Site icon Rojnameya Newroz

BAĞIMSIZ KÜRDİSTAN REFERANDUMU VE CİGERXWÎN’İN TARİHİ KÜRDİSTAN YORUMU

Tarihi Kürdistan coğrafyası ne yazık ki tarihte hep büyük savaşların yapıldığı bir saha olarak kullanılmış ve halkı da doğal olarak bu savaşlardan etkilenerek bugünkü parçalanmış haliyle günümüze kadar gelmiş. Kürdistan’ın bu günkü konumunu değiştirme fırsatı artık Kürtlerin eline geçmiştir. Bu konuda her Kürt parti ve örgütü ulusal birliği oluşturmada mutlaka olumlu görevler üstlenmek zorunda. Kürdistan’ın bağımsızlığını artık hiçbir Kürt örgütünün geçmişteki teori ve saptamalara dayandırarak çözümün karşısında durma lüksü yoktur!..

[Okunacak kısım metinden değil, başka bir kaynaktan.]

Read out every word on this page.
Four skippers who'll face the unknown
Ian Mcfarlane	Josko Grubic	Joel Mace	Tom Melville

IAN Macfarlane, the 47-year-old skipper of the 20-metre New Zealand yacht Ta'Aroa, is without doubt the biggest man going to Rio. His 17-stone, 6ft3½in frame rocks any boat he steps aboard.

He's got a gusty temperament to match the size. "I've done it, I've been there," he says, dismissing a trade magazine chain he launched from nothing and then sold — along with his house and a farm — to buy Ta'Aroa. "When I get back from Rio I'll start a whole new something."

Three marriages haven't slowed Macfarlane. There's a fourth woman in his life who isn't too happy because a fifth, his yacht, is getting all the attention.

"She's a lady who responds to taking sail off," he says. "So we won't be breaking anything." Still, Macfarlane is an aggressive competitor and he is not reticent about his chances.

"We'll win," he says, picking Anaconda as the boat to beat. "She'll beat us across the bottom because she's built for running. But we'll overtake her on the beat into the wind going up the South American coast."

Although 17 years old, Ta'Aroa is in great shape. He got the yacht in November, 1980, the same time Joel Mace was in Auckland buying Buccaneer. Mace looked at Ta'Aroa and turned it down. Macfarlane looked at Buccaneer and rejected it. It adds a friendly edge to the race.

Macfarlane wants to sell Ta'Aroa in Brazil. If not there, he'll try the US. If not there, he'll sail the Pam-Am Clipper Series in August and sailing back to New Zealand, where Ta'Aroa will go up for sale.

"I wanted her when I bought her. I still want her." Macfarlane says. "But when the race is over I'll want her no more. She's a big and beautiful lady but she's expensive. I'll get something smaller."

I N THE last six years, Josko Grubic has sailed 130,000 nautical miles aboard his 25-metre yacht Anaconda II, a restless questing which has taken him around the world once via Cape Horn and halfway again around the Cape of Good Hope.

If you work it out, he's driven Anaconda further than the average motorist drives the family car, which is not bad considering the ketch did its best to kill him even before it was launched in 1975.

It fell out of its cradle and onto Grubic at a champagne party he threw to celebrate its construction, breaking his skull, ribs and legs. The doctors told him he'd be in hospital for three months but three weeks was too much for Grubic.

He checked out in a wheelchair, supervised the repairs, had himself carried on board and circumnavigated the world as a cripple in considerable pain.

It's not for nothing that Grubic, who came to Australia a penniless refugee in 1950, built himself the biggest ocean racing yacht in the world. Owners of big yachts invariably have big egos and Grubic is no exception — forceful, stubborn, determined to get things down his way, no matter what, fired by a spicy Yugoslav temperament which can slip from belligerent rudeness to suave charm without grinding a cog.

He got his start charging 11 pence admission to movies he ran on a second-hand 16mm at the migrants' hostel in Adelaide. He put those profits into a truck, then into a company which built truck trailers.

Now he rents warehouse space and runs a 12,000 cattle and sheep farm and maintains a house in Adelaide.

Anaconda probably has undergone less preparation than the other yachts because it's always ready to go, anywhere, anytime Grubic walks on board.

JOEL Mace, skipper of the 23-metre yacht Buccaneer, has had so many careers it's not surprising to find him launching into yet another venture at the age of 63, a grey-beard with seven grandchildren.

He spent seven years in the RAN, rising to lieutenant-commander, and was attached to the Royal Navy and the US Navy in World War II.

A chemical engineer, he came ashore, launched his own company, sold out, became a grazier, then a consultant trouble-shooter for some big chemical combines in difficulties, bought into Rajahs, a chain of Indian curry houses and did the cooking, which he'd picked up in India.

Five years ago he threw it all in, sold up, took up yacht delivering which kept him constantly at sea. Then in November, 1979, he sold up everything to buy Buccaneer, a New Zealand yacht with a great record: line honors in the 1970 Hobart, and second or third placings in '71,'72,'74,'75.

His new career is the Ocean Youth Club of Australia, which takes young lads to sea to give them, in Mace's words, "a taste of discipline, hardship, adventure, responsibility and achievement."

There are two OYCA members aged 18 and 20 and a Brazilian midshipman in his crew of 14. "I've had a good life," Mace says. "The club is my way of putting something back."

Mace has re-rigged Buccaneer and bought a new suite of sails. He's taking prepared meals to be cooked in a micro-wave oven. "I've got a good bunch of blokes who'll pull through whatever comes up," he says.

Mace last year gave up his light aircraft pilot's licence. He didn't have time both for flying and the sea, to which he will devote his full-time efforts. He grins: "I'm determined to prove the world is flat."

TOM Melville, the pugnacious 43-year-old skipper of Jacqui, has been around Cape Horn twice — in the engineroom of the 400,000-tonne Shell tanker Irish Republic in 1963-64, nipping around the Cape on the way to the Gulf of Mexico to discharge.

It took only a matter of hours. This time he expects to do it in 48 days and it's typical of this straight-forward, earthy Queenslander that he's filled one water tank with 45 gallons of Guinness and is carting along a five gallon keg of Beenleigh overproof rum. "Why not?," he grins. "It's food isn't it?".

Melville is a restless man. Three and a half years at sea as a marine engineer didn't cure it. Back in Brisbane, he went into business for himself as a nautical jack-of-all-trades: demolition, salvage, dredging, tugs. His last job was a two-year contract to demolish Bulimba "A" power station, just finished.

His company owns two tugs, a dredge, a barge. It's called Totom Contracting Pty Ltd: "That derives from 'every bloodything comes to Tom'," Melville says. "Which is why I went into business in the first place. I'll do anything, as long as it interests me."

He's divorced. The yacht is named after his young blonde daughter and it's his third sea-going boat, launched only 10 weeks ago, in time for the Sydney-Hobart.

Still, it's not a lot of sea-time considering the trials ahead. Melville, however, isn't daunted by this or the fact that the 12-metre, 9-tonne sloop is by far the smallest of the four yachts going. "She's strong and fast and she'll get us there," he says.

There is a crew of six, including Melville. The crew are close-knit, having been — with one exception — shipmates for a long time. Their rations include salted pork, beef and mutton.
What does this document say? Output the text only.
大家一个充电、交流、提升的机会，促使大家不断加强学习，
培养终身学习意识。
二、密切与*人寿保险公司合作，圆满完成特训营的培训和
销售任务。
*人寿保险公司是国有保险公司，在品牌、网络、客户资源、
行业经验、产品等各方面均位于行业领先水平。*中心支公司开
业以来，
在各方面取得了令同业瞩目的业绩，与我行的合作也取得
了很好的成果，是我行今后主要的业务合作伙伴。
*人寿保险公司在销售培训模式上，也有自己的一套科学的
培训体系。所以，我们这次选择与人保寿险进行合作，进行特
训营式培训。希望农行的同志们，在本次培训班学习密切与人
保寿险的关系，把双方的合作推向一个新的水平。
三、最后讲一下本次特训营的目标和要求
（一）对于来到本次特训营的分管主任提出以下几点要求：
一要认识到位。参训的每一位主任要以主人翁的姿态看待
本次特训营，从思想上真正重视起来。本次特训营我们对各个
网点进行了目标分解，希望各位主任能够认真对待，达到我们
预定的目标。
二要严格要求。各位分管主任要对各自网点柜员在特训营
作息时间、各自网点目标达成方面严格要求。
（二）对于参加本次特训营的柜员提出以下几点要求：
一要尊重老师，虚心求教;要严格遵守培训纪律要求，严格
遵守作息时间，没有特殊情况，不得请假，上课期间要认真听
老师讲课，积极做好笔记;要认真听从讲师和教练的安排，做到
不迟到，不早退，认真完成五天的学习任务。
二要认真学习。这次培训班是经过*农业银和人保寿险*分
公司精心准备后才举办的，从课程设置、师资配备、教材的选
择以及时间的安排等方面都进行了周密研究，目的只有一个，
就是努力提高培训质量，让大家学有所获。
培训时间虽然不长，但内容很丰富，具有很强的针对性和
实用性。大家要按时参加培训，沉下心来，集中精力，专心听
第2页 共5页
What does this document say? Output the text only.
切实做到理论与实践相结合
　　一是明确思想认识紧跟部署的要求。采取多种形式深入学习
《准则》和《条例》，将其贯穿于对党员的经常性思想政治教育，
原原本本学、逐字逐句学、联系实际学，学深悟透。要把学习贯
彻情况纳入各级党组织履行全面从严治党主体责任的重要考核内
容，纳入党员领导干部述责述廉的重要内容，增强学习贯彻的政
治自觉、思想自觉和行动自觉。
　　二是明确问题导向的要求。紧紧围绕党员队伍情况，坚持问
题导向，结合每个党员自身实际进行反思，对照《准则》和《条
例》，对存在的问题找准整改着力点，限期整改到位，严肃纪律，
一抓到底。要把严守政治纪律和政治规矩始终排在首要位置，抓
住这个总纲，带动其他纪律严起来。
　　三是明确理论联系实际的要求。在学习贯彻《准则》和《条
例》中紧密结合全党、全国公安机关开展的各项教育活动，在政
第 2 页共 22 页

Abuzer Bali Han / Diğer yazıları için tıklayınız

Bağımsız Kürdistan Referandumu modeli, Kürdistan’ın bir parçasında atılmış gecikmiş olumlu bir adımdır. Bu adımı Rojava’nın takip etmesi de kaçınılmaz bir durum yaratmaktadır. Kürdistan’ı aralarında bölen devletlerin ne demokratlarının ne de sosyal demokratlarının Kürtlerle bir dostluğunun olmadığını bu geçmişteki referandum uygulamasıyla daha iyi anlaşıldı! Adamlar sanki Türk faşistleriyle Kürtlere karşı düşmanlık yapma yarışındalar! O zaman Kürtler ileri demokrasi denen düzeni hangi Türklerle ve kiminle yapacaklar?

Kürtler ancak Kürtlerle birleşince özyönetimini kuracak, birlikte yaşadıkları kardeş halklara insanca yaşam hakları verildikçe de Kürdistan’ı aralarında suni sınırlarla bölen ceberut devletlerdeki halk belki o zaman insan hakları ve demokrasiye sahip çıkabilirler! Bugünkü gerici sosyal demokrat güçlere dayanarak Kürdistan’ı kurtarmak, federatif bir yapı oluşturmak hayalden başka bir şey değildir.

Bağımsız, demokratik bir Kürdistan her Kürd’ün hayalindeki bir rüya değil, bir gerçeğin ta kendisidir. Bağımlı ve köle insan özgür değildir! Bağımlı ve işgal edilen ülkelerdeki yaşam ise tutsak ve ölü bir yaşamdan başka bir şey olamaz! Elbette özgürlüğün bedeli büyüktür! Bir halk büyük bir bedel ödemeden zaten özgür olamaz! Özgür olsa bile, kolay özgürlüğün değerini bilemez!..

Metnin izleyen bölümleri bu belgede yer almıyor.